Film maniant parfaitement l'art du décalage, Le Voyage au Groenland nous raconte les tribulations d'une paire d'amis - losers attachants perdus au milieu de nulle part - qui partage le temps de leur séjour le quotidien d'une tribu d’Inuits parmi laquelle le père d'un des personnages a choisi de s'installer.

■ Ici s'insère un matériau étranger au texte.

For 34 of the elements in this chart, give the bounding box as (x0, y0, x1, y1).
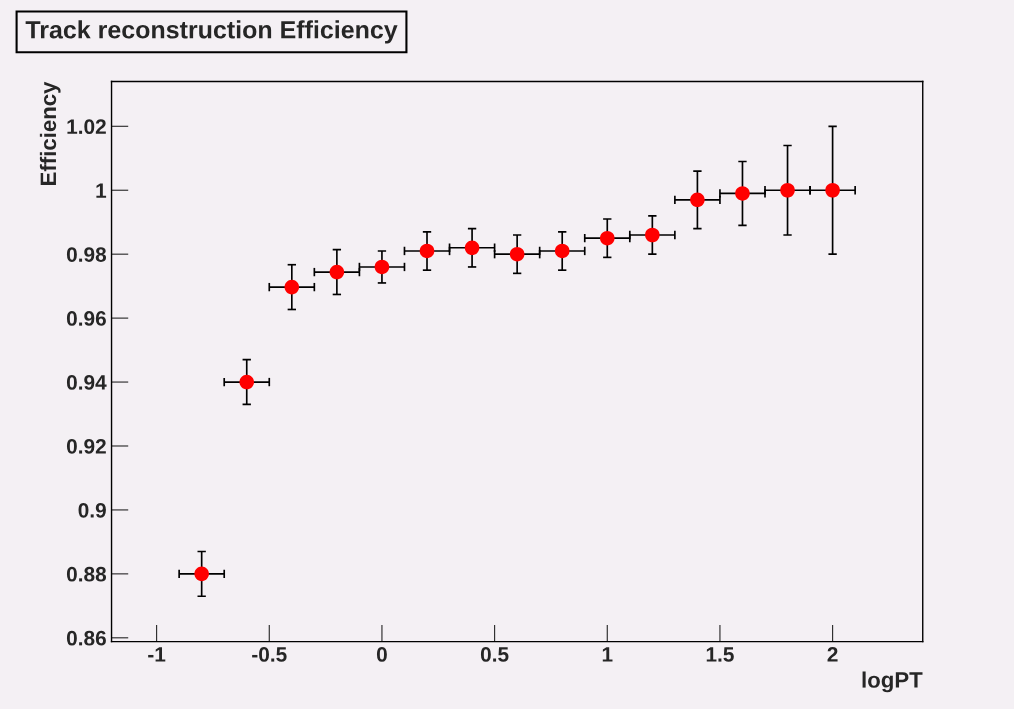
x-tick-label: -0.5 (252, 647, 287, 662)
point (419, 243, 435, 259)
point (825, 182, 840, 198)
y-tick-label: 1.02 (67, 119, 106, 135)
point (329, 264, 345, 280)
point (239, 374, 255, 390)
x-tick-label: -1 (148, 647, 166, 662)
point (194, 566, 209, 582)
x-tick-label: 0.5 (480, 647, 509, 662)
point (509, 246, 525, 262)
x-tick-label: 2 (827, 647, 838, 662)
point (735, 186, 750, 201)
chart-title: Track reconstruction Efficiency (25, 20, 398, 44)
point (554, 243, 570, 259)
x-axis-title: logPT (862, 671, 923, 693)
y-tick-label: 0.88 (66, 566, 107, 582)
y-tick-label: 0.9 (78, 502, 106, 518)
point (374, 259, 390, 275)
y-tick-label: 0.94 (66, 375, 107, 390)
y-axis-title: Efficiency (39, 81, 61, 186)
point (780, 182, 795, 198)
y-tick-label: 0.86 (66, 630, 106, 646)
x-tick-label: 1 (602, 647, 613, 662)
x-tick-label: 0 (376, 647, 387, 662)
point (599, 230, 615, 246)
point (284, 279, 300, 295)
point (690, 192, 705, 208)
point (645, 227, 660, 243)
point (464, 240, 480, 256)
x-tick-label: 1.5 (706, 647, 734, 662)
y-tick-label: 1 (96, 183, 107, 198)
y-tick-label: 0.96 (66, 311, 106, 326)
y-tick-label: 0.98 (66, 247, 107, 262)
y-tick-label: 0.92 (66, 438, 106, 454)
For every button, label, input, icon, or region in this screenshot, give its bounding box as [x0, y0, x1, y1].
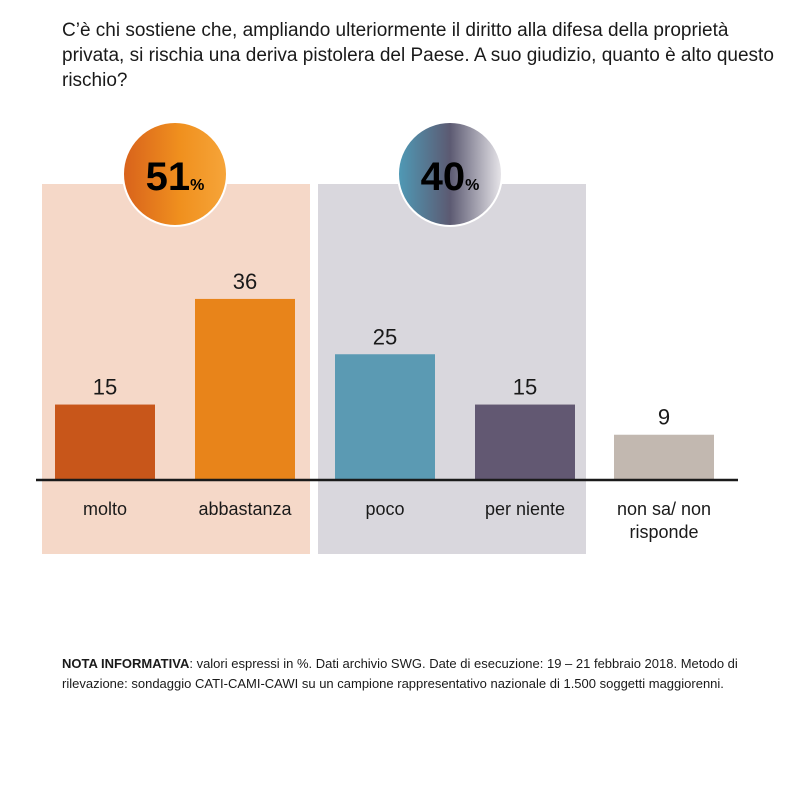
- info-note: NOTA INFORMATIVA: valori espressi in %. …: [62, 654, 782, 694]
- bar-value-poco: 25: [373, 324, 397, 349]
- info-note-text: : valori espressi in %. Dati archivio SW…: [62, 656, 738, 691]
- category-label-per-niente: per niente: [485, 499, 565, 519]
- category-label-poco: poco: [365, 499, 404, 519]
- badge-positive-circle: [122, 121, 228, 227]
- bar-non-sa-non-risponde: [614, 434, 714, 480]
- bar-molto: [55, 404, 155, 480]
- badge-positive: 51%: [122, 121, 228, 227]
- bar-value-non-sa-non-risponde: 9: [658, 405, 670, 430]
- badge-negative: 40%: [397, 121, 503, 227]
- badge-negative-circle: [397, 121, 503, 227]
- bar-per-niente: [475, 404, 575, 480]
- bar-value-abbastanza: 36: [233, 269, 257, 294]
- info-note-label: NOTA INFORMATIVA: [62, 656, 190, 671]
- category-label-abbastanza: abbastanza: [198, 499, 292, 519]
- badge-negative-value: 40: [421, 155, 466, 199]
- badge-positive-value: 51: [146, 155, 191, 199]
- bar-value-per-niente: 15: [513, 375, 537, 400]
- bars-layer: 15 molto 36 abbastanza 25 poco 15 per niente 9 no…: [55, 269, 714, 542]
- bar-value-molto: 15: [93, 375, 117, 400]
- bar-abbastanza: [195, 298, 295, 480]
- badge-positive-unit: %: [190, 177, 204, 194]
- badge-negative-unit: %: [465, 177, 479, 194]
- bar-poco: [335, 354, 435, 480]
- category-label-molto: molto: [83, 499, 127, 519]
- category-label-non-sa-non-risponde: non sa/ non risponde: [617, 499, 711, 542]
- question-title: C’è chi sostiene che, ampliando ulterior…: [62, 20, 774, 91]
- svg-text:40%: 40%: [421, 155, 480, 199]
- svg-text:51%: 51%: [146, 155, 205, 199]
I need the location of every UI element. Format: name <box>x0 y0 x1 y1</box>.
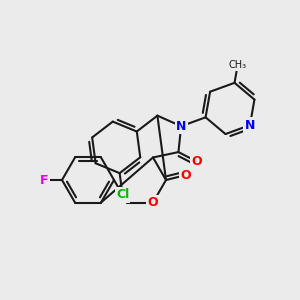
Text: N: N <box>176 120 186 133</box>
Text: O: O <box>148 196 158 209</box>
Text: N: N <box>245 118 255 132</box>
Text: O: O <box>180 169 191 182</box>
Text: O: O <box>191 155 202 168</box>
Text: Cl: Cl <box>116 188 129 202</box>
Text: F: F <box>40 173 48 187</box>
Text: CH₃: CH₃ <box>229 60 247 70</box>
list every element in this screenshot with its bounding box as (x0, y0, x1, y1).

Décalé donc, comme le soulignent les vêtements des personnages: t-shirt de Tokyo ou d'Australie pour les uns, bonnet de Paris pour l'autre alors qu'ils sont à des miles de ces endroits-là. Effet de distanciation aussi à cause du fossé de la langue qui sépare indigènes et ces gens de passage, empêchant toute forme de communication orale. Toutefois, leur sensibilité d'acteurs qu'ils sont à Paris (intelligente mise en abîme dotée d'un certain sarcasme tant on se demande si Thomas Blanchard et Thomas Scimeca ne jouent pas là un rôle de composition et n'incarnent donc qu'eux-mêmes [d'ailleurs leur prénom dans le film sont leur prénom dans la vie réelle]) leur permet de s'ouvrir à l'autre et d'échanger, principalement par les émotions et donc le non-verbal. En effet, au milieu de ce peuple si étranger, ils s'adaptent – ou feignent de le faire - aux mœurs locales, acceptant les plaisirs simples et écoutant le récit parfois tragique de certains de ses habitants vivant parmi une nature cruelle et sauvage.
Innocente et casanière, elle, cette paire d'acteurs loufoques soutient sur leurs frêles épaules tout le film - sans jamais vraiment céder. Duo à la Bouvard et Pécuchet, ils héritent de cet autre couple le ridicule et l'impression d'être toujours à côté de la plaque – tout en croyant être dans le vrai. Néanmoins, Sebastien Betbeder, le réalisateur, manifestant une certaine empathie envers eux, leur épargne l'ironie sévère voire le mépris de Flaubert et leur attribue des vertus humaines telles que la compassion, la compréhension, la délicatesse qui nuancent leur relative niaiserie et en font des êtres touchants qu'on ne peut qu'apprécier.
A partir d'un cadre si réduit, parvenir à construire un long-métrage qui tient la route est une performance qu'il convient de souligner. Betbeder, s'il faillit quelque peu en ne réussissant pas à éluder une certaine monotonie dans le traitement du sujet (difficilement évitable, il est vrai, étant donné le décor) propose un moment émouvant et drôle, avec des acteurs au jeu très juste et au charme plein de subtilité (surtout T. Blanchard) tout en nous plongeant dans la vie si éloignée des nôtres de ces inuits et en restant à distance du style documentaire et de la tentation sentimentaliste.